APRES PLUS de quinze années de procédure, le procès de l'hormone de croissance extractive contaminée aura lieu devant la 31e chambre du tribunal correctionnel de Paris du 6 février au 31 mai 2008. Il se tiendra tous les mercredis matin à 9 heures, et les jeudi et vendredi après-midi à 13 h 30, sauf durant la semaine du 19 avril au 4 mai. Sept responsables de la fabrication et de la diffusion de l'hormone de croissance contaminée doivent comparaître. Dans ce dossier ouvert en 1991 et instruit par Marie-Odile Bertella-Geffroy, plusieurs lots d'hormone infectée par la maladie de Creutzfeldt-Jakob (MCJ) ont été découverts. Comme dans le scandale du sang contaminé, enquêtes et instruction judiciaire ont révélé que des stocks suspects continuaient d'être écoulés en 1985 et 1986, malgré des mises en garde, notamment sur les «risques infectieux potentiels, en particulier d'une possible contamination par la MCJ». D'après un rapport de l'Inspection générale des affaires sociales (Igas), 2 305 enfants au moins ont reçu l'hormone extractive avant son remplacement par des produits issus du génie génétique. En 1992, l'Igas évoque des prélèvements d'hypophyses sur des cadavres dans les années 1980, au mépris des précautions les plus élémentaires, dans des morgues de services de maladies infectieuses. Or, en 1980, le Pr Luc Montagnier, virologue à l'Institut Pasteur, publie des recommandations en la matière. Puis, en 1985, la relation est établie entre l'hormone de croissance extractive et le décès d'un Américain de la MCJ. Et, au cours de l'instruction, Marie-Odile Bertella-Geffroy mettra au jour des dysfonctionnements dans la collecte d'hypophyses, effectuée par l'association France-Hypophyse (FH), ainsi que dans la fabrication de l'hormone par un laboratoire de l'Institut Pasteur.
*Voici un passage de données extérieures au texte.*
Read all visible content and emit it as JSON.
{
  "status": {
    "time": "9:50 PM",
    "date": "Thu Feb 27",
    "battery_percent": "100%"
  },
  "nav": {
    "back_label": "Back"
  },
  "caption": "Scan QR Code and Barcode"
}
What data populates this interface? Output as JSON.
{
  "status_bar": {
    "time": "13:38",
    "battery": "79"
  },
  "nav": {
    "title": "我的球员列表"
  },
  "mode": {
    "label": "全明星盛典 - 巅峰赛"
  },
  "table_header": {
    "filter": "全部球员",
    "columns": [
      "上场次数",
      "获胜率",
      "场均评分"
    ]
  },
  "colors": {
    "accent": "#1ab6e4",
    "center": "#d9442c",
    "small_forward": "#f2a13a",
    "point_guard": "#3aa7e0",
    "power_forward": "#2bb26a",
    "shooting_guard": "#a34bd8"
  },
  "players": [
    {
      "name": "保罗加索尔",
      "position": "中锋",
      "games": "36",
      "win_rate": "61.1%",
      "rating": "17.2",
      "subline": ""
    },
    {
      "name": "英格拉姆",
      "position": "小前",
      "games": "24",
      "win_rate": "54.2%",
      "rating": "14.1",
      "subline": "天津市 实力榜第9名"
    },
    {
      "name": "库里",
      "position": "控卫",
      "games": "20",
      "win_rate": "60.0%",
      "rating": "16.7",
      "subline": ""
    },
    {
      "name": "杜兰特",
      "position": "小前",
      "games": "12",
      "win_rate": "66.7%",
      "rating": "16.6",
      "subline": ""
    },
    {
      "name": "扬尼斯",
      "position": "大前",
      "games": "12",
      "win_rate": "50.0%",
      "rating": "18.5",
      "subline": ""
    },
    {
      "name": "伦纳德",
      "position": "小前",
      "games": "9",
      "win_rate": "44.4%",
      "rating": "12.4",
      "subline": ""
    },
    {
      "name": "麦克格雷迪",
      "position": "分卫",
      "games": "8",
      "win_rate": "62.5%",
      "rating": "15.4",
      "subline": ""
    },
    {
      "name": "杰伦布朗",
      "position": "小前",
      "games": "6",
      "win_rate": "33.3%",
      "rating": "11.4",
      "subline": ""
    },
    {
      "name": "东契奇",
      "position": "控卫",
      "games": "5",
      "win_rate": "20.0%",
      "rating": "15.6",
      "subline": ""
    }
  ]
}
Homicide involontaire et tromperie aggravée.
Les personnes renvoyées en correctionnelle sont des dirigeants de France-Hypophyse, de Pasteur et des médecins. Ce sont le Pr Jean-Claude Job, ex-patron de France-Hypophyse, chargé de la collecte ; le Pr Fernand Dray, ancien responsable de la production d'hormone de croissance au laboratoire Uria de l'Institut ; Marc Mollet et Henri Cerceau, de la pharmacie centrale des Hôpitaux de Paris (PCH) ; le Pr Jacques Dangoumau, de la direction de la Pharmacie et du Médicament au ministère de la Santé ; et les Drs Micheline Gourmelen et Elisabeth Mugnier, respectivement médecins prescripteur et collecteur. Tous sont poursuivis pour homicide involontaire et tromperie aggravée, à l'exception du Dr Gourmelen, qui répondra uniquement de la première qualification. Le Pr Fernand Dray est, quant à lui, l'objet de poursuites pour importation, exportation et fabrication illicite de médicaments, pour corruption, recel et prise illégale d'intérêt. Il aurait tiré avantage financier de la société belge Techland en contrepartie de commandes d'hypophyses, puis d'hormones, passées pour l'Institut Pasteur. Il importait de Belgique des hypophyses et en réexpédiait les résidus afin que Techland les exploite et en tire d'autres produits. Les prévenus encourent cinq ans de prison pour homicide involontaire, quatre ans pour tromperie aggravée et dix ans pour corruption.
La plupart des 60 parties civiles ont reçu une indemnisation de la solidarité nationale versée par le ministère de la Santé. «Si bien que leur demande n'est pas pécuniaire», souligneMe Bernard Fau, défenseur de plusieurs d'entre elles. Selon le dernier bilan du réseau national de surveillance (29 juin 2007). Depuis 1991, année des premiers décès enregistrés, 109 personnes sont mortes de MCJ iatrogène due à l'hormone de croissance contaminée.
Entre 1982 et 1986, un millier d'enfants atteints de nanisme hypophysaire ont été traités par de l'hormone de croissance prélevée sur des cadavres.